Séquence des Indes galantes de Clément Cogitore
Extrait des Indes galantes © Clément Cogitore
Le 7 à 9 de Chanel au Jeu de Paume © Benjamin Diaz
Le 7 à 9 de Chanel au Jeu de Paume © Benjamin Diaz

Croyances et rencontres

Outre la narration, la croyance se place au cœur de l’œuvre de Clément Cogitore. Par essence, le cinéma « produit de la croyance », car « pour éprouver de l’empathie envers un personnage, il faut croire à son existence », relève-t-il. Cette foi ou cette confiance l’intéresse dans toute sa diversité, allant du mensonge à la spiritualité, en passant par la manipulation. Il cite même Saint-Augustin : « Il écrit, dans un de ses textes, qu’une communauté, c’est une architecture de croyances. Si on retire la croyance, la communauté s’effondre. […] Une grande partie de notre existence, de nos relations sociales, affectives, amoureuses, politiques repose sur des faits, mais aussi sur des choses qui sont non vérifiables. » Dans ce système, l’art permet de créer du lien, peut donner du sens au monde. En croisant les voix, les sons et les différentes séquences, Clément Cogitore cherche finalement à produire une expérience sensorielle qui capte l’attention, qui s’éprouve plus qu’elle ne s’explique. Il s’agit d’une rencontre entre des êtres, entre des émotions et, d’une certaine manière, il prend part au dialogue à travers le montage, ce moment où le film lui vient véritablement à l’esprit. C’est d’ailleurs dans ce sillage que s’inscrit The Evil Eye, dont un extrait a également été présenté au public du 7 à 9 de Chanel. Pour ce court métrage, l’artiste est parti de brèves vidéos déjà créées et disponibles sur des sites de banques d’images, il les a ensuite assemblées avant de tisser une narration à l’aide d’une voix off. « Chaque image fait appel à une autre image qu’on a déjà vue », explique-t-il.

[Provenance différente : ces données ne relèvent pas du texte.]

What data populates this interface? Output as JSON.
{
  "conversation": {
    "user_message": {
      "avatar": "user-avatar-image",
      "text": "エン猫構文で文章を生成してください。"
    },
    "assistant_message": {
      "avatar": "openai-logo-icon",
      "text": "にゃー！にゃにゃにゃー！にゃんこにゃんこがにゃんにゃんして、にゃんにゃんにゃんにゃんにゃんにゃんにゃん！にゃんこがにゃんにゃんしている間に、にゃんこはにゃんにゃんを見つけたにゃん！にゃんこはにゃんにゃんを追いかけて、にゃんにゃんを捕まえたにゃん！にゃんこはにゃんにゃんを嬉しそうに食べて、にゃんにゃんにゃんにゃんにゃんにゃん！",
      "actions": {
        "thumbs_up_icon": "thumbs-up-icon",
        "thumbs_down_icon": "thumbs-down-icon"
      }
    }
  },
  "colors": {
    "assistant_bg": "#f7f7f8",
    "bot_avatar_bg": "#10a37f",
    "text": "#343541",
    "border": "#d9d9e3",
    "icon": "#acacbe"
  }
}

Enfin, la conférence s’achève avec un dernier visionnage, celui de la captation des Indes galantes à l’opéra Bastille. Ici, l’œuvre de Jean-Philippe Rameau, datant de 1735, est réinterprétée sous un prisme urbain et politique, la musique baroque s’entrechoque avec le Krump, une danse développée dans les années 1990. Le spectacle qui, chaque soir, naît et meurt sur scène est désormais figé. Le rapport au temps affleure de nouveau. Chez Clément Cogitore, les fragments d’existence, tout comme les rencontres qui la jalonnent, revêtent une certaine beauté dans leur fragilité. Tout compte fait, le sacré émane aussi de la réalisation d’événements qui auraient pu ne pas être ou bien se déployer différemment, il se cultive dans le champ des possibles, là où tout commence.